Physical stores remain at the heart of retailers’ plans, delegates heard at this year’s ICSC European conference in Warsaw.


Toy store SMYK, fashion retailers Desigual and LPP (the company behind Reserved, Sinsay, Mohito, Cropp and House), and cosmetic retailer Sephora all confirmed their commitment to bricks-and-mortar retailing.

However, none of the retailers ruled out a reshuffle of their real estate. Krzysztof Bocianowski, leasing and expansion director at LPP, said: ‘We want bigger stores, probably less of them, but they must be convenient. Customers are changing their behaviour. They need stores to buy and collect their goods.’

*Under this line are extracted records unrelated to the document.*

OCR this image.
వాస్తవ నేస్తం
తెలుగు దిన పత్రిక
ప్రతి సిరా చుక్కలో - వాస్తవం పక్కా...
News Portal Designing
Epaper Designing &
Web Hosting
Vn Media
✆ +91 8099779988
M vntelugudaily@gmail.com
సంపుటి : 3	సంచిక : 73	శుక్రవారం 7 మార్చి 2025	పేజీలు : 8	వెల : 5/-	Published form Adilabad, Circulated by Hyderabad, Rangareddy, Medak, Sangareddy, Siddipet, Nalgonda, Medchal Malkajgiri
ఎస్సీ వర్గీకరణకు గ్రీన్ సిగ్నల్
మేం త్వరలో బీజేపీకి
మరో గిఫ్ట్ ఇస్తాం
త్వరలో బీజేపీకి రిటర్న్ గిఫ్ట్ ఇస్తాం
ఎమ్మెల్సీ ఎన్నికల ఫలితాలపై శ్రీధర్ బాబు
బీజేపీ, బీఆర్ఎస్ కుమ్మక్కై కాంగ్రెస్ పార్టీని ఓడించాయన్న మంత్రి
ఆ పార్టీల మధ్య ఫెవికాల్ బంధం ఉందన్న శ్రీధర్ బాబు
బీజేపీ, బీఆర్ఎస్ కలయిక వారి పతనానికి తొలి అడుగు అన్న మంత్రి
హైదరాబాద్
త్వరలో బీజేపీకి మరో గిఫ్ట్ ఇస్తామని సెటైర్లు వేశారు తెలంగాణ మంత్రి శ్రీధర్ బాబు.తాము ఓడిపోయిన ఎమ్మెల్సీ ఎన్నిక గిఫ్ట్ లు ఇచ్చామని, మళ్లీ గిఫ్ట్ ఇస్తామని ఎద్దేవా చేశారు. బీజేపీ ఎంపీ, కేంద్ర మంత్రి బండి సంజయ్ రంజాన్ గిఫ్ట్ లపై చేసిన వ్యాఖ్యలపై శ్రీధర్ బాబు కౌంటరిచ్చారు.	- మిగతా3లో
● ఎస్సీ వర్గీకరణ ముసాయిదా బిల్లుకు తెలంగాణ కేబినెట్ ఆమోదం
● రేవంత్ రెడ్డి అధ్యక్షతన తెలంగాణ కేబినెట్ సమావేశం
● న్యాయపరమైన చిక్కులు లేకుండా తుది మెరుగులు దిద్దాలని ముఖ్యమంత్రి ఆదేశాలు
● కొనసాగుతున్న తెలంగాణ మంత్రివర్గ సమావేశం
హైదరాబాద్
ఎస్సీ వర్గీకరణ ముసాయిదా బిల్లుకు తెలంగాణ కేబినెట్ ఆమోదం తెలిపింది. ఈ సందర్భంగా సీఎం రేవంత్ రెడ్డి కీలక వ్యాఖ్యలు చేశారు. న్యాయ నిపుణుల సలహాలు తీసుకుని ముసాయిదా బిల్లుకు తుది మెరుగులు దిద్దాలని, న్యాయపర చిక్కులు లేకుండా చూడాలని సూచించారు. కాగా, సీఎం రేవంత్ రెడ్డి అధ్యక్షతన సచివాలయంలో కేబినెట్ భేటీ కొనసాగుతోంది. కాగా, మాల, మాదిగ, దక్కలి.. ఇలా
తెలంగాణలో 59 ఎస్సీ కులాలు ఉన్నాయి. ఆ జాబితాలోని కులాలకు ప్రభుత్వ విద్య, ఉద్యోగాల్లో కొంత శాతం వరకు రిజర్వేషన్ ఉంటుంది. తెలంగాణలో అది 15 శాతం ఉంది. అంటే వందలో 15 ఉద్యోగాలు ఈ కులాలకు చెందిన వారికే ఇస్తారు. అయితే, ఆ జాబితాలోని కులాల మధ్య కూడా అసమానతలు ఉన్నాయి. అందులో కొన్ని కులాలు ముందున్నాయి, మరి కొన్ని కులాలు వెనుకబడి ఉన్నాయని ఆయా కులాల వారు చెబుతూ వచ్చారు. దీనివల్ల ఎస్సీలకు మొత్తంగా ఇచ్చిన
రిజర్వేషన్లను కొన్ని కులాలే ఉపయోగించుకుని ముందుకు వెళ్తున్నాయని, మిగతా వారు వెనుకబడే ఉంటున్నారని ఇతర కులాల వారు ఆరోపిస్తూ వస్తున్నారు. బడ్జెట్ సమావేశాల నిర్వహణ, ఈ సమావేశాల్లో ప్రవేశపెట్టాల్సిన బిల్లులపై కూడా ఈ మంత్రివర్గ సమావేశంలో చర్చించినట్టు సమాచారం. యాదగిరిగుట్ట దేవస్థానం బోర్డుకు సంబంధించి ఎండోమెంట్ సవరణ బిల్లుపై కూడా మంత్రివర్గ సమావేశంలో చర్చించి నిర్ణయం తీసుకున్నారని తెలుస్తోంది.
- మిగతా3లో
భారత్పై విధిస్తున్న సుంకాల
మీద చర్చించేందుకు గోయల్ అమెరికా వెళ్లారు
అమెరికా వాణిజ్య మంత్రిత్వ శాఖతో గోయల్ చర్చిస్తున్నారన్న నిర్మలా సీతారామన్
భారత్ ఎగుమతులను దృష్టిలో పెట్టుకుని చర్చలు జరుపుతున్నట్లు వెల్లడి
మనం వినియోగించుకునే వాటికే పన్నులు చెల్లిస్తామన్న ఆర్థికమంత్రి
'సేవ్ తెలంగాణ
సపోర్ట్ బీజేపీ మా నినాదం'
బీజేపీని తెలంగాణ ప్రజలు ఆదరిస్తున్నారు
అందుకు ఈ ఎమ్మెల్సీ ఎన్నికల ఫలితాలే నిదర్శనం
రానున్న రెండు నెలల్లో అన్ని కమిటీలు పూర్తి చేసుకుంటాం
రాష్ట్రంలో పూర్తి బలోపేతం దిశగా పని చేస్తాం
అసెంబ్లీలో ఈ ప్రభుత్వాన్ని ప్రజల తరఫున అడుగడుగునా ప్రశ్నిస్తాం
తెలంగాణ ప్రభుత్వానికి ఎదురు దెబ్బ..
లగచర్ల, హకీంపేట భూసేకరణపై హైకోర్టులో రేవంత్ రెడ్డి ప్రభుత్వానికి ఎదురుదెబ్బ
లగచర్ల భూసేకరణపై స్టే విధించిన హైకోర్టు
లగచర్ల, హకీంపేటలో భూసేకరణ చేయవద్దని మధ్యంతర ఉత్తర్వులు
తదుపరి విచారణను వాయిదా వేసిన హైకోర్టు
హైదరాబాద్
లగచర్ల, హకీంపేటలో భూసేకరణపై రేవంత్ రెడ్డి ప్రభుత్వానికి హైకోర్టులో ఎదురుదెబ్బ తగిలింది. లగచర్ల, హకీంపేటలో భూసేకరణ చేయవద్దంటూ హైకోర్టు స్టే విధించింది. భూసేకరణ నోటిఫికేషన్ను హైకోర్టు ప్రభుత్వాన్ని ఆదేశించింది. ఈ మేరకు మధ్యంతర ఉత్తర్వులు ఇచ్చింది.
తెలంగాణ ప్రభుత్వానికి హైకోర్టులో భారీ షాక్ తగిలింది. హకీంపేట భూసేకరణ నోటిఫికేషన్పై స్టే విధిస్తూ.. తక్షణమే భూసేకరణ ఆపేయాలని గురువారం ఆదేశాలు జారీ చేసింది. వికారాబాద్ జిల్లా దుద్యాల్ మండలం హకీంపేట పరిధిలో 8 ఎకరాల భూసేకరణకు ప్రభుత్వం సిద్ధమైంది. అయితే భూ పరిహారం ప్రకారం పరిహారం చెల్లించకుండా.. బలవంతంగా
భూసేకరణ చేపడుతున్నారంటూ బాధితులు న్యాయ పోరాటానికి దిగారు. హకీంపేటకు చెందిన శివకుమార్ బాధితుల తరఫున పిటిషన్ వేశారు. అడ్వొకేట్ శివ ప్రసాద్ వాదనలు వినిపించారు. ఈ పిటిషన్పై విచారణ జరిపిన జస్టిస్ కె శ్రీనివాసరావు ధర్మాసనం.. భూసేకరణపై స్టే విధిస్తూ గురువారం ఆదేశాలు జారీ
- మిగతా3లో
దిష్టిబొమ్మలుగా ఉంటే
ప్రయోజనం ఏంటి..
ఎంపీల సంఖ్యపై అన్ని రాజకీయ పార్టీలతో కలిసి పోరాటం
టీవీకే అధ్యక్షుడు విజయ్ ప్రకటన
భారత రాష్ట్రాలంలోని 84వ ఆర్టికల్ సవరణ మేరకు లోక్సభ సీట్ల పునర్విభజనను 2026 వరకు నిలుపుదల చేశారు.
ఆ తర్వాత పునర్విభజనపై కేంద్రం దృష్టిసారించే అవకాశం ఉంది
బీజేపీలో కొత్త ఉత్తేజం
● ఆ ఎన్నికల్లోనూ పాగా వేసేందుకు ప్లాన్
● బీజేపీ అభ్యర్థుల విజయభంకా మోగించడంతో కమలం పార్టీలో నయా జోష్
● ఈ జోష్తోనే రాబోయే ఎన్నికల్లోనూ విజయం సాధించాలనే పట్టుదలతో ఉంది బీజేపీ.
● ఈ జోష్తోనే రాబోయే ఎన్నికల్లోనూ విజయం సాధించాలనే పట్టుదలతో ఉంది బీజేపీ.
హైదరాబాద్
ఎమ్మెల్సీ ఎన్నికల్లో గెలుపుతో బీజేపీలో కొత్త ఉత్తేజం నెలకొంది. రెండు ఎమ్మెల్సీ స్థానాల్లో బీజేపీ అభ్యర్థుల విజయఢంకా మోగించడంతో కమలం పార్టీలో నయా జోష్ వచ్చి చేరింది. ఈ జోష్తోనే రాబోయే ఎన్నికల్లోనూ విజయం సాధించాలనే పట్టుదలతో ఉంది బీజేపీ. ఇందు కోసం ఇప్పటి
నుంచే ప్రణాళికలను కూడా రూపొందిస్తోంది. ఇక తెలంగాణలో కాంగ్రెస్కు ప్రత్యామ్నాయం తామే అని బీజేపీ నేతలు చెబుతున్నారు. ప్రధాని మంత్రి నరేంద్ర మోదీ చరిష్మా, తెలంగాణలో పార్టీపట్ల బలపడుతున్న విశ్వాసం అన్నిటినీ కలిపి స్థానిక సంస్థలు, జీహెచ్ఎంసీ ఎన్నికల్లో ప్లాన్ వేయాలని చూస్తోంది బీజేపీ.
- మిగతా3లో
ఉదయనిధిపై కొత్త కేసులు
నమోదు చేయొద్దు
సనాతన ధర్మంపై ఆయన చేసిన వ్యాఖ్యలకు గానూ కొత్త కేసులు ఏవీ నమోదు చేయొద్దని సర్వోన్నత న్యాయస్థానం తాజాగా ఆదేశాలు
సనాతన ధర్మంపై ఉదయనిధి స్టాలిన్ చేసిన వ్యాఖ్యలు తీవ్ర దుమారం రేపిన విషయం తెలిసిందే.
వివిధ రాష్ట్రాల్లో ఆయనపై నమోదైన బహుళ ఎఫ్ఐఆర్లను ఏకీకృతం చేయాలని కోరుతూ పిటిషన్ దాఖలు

Maciej Dyjas, member of the supervisory board of Smyk and co-CEO at Griffin Real Estate, added: ‘We are focusing on dominant assets in town centres which are convenient, but we have invested heavily in our online platform. We want to become more of a marketplace. We believe in stores in city centres which can also be pick up points and places of entertainment.’

Physical stores are key to Sephora’s strategy. ‘Experiential retail brings in consumers,’ said Hervé Montaner, the retailer’s Europe and Middle East expansion director.  ‘Customers like to try and test mak-eup and perfume. The experience in the store itself is energizing and vibrant, it is a very specific experience. We really want to make our stores a place to experiment.’

Desigual aims to offer a 360° experience, not just a vibrant physical environment. ‘We have to adapt in the way we interact with our customers,’ said Angeles Pérez de Arenaza, head of construction and property management at the fashion retailer. ‘We want to give our customers an experience that includes Facebook, Instagram etc. We are continually working on improving the customer experience. It’s not about simply purchasing in our stores, but living Desigual.’

But technology shouldn’t get in the way of authentic customer interaction, warn the retailers. It should also be used as a tool to help customer service, raise standards and improve efficiency, added Sephora’s Montaner. ‘We are in a very specific market. For us it’s about continuing to improve the customer experience inside the store. We are selling more or less the same products as our competition, people come to Sephora because of the atmosphere so we have to deliver a unique experience.’